JurnalPatroliNews | Pontianak — Di tengah tekanan kabut asap dan kekeringan yang melanda sejumlah wilayah Kalimantan Barat, Polda Kalbar memilih hadir langsung di tengah masyarakat. Polisi menggelar bakti kesehatan sekaligus menyalurkan bantuan air bersih bagi warga di Dusun Beringin, Desa Kalimas, Kabupaten Kubu Raya, Kamis (10/9/2026).
Kegiatan tersebut menjadi bagian dari respons kemanusiaan kepolisian terhadap masyarakat yang mulai menghadapi dampak kemarau panjang dan kebakaran hutan dan lahan (karhutla).
Kondisi kekeringan membuat sejumlah sungai dan sumber air yang selama ini menjadi tumpuan warga mengalami penurunan debit hingga mengering.
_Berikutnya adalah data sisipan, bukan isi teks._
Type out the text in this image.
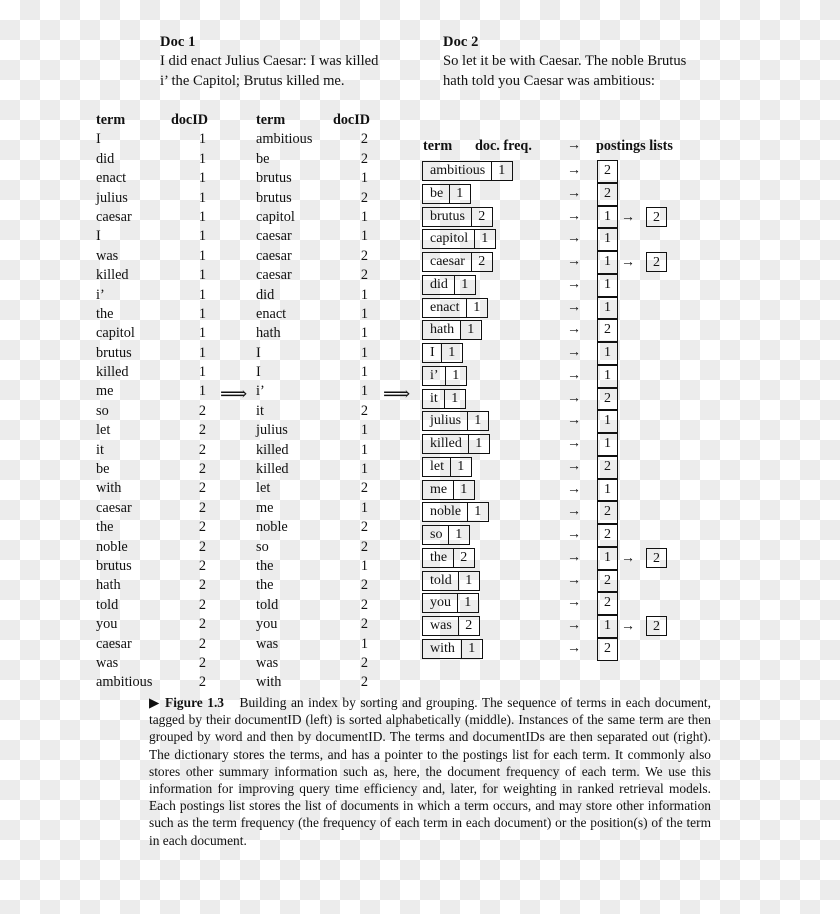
Doc 1
I did enact Julius Caesar: I was killed
i’ the Capitol; Brutus killed me.
Doc 2
So let it be with Caesar. The noble Brutus
hath told you Caesar was ambitious:
term	docID
I	1
did	1
enact	1
julius	1
caesar	1
I	1
was	1
killed	1
i’	1
the	1
capitol	1
brutus	1
killed	1
me	1
so	2
let	2
it	2
be	2
with	2
caesar	2
the	2
noble	2
brutus	2
hath	2
told	2
you	2
caesar	2
was	2
ambitious	2
term	docID
ambitious	2
be	2
brutus	1
brutus	2
capitol	1
caesar	1
caesar	2
caesar	2
did	1
enact	1
hath	1
I	1
I	1
i’	1
it	2
julius	1
killed	1
killed	1
let	2
me	1
noble	2
so	2
the	1
the	2
told	2
you	2
was	1
was	2
with	2
⟹	⟹
term doc. freq.	→ postings lists
ambitious 1	→	2
be 1	→	2
brutus 2	→	1 →	2
capitol 1	→	1
caesar 2	→	1 →	2
did 1	→	1
enact 1	→	1
hath 1	→	2
I 1	→	1
i’ 1	→	1
it 1	→	2
julius 1	→	1
killed 1	→	1
let 1	→	2
me 1	→	1
noble 1	→	2
so 1	→	2
the 2	→	1 →	2
told 1	→	2
you 1	→	2
was 2	→	1 →	2
with 1	→	2
▶ Figure 1.3 Building an index by sorting and grouping. The sequence of terms in each document, tagged by their documentID (left) is sorted alphabetically (middle). Instances of the same term are then grouped by word and then by documentID. The terms and documentIDs are then separated out (right). The dictionary stores the terms, and has a pointer to the postings list for each term. It commonly also stores other summary information such as, here, the document frequency of each term. We use this information for improving query time efficiency and, later, for weighting in ranked retrieval models. Each postings list stores the list of documents in which a term occurs, and may store other information such as the term frequency (the frequency of each term in each document) or the position(s) of the term in each document.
Situasi tersebut tidak hanya menyulitkan pemenuhan kebutuhan sehari-hari, tetapi juga meningkatkan risiko munculnya persoalan kesehatan di tengah paparan kabut asap.
Polda Kalbar kemudian mengerahkan tim medis untuk memberikan pelayanan kesehatan langsung di lingkungan permukiman warga. Masyarakat mendapat pemeriksaan kesehatan umum, obat-obatan, serta masker secara gratis.
Selain layanan kesehatan, kebutuhan paling mendesak warga terhadap air bersih juga menjadi perhatian. Polda Kalbar menyalurkan bantuan air untuk membantu memenuhi kebutuhan dasar masyarakat selama krisis kekeringan berlangsung.
Kepala Bagian Peralatan Biro Logistik Polda Kalbar, AKBP Ayun Kuswanaji, yang turut memantau penyaluran air bersih tersebut mengatakan polisi berupaya memastikan keberadaan aparat dirasakan langsung oleh masyarakat yang sedang menghadapi kondisi sulit.
“Polda Kalbar selalu hadir di tengah masyarakat untuk membantu warga terdampak kabut asap dan kekeringan. Harapannya, dengan adanya kegiatan ini, dapat meringankan beban warga yang terdampak bencana,” ujar Ayun di lokasi.
Menurut dia, penanganan situasi darurat tidak hanya menjadi tanggung jawab satu instansi. Kehadiran aparat di lapangan dibutuhkan untuk membantu memastikan kebutuhan dasar masyarakat tetap terpenuhi selama kondisi krisis.
Ancaman yang dihadapi warga juga tidak sebatas kekurangan air. Paparan asap akibat karhutla berpotensi memperburuk kualitas udara dan meningkatkan gangguan kesehatan, terutama bagi kelompok rentan.
Kasubbag Binfung Rumah Sakit Bhayangkara Polda Kalbar, dr. Fujianto, mengingatkan masyarakat agar meningkatkan kewaspadaan terhadap berbagai gangguan kesehatan yang dapat muncul ketika kabut asap bersamaan dengan krisis air bersih.
Menurutnya, kondisi tersebut dapat meningkatkan risiko Infeksi Saluran Pernapasan Akut (ISPA), diare hingga penyakit kulit.
“Kabut asap dan kekurangan air bersih dapat menyebabkan gangguan kesehatan, di antaranya ISPA, diare, dan penyakit kulit. Harapannya, selama adanya kabut asap dan kekeringan, masyarakat bisa terus sehat dan waspada,” kata Fujianto.
Karena itu, masyarakat di wilayah terdampak diminta menjaga kebersihan diri dan lingkungan, memperhatikan kualitas air yang digunakan, serta mengurangi paparan asap semaksimal mungkin.
Bakti kesehatan dan distribusi air bersih yang dilakukan Polda Kalbar memperlihatkan bahwa penanganan dampak karhutla tidak hanya berkaitan dengan pemadaman api. Ketika bencana ikut menggerus ketersediaan air dan memengaruhi kesehatan masyarakat, respons kemanusiaan menjadi bagian penting dalam penanganannya.
Polda Kalbar memastikan kegiatan serupa menjadi bagian dari upaya kepolisian untuk mendampingi warga menghadapi dampak kekeringan dan kabut asap, sekaligus membantu menjaga kebutuhan dasar masyarakat tetap terpenuhi.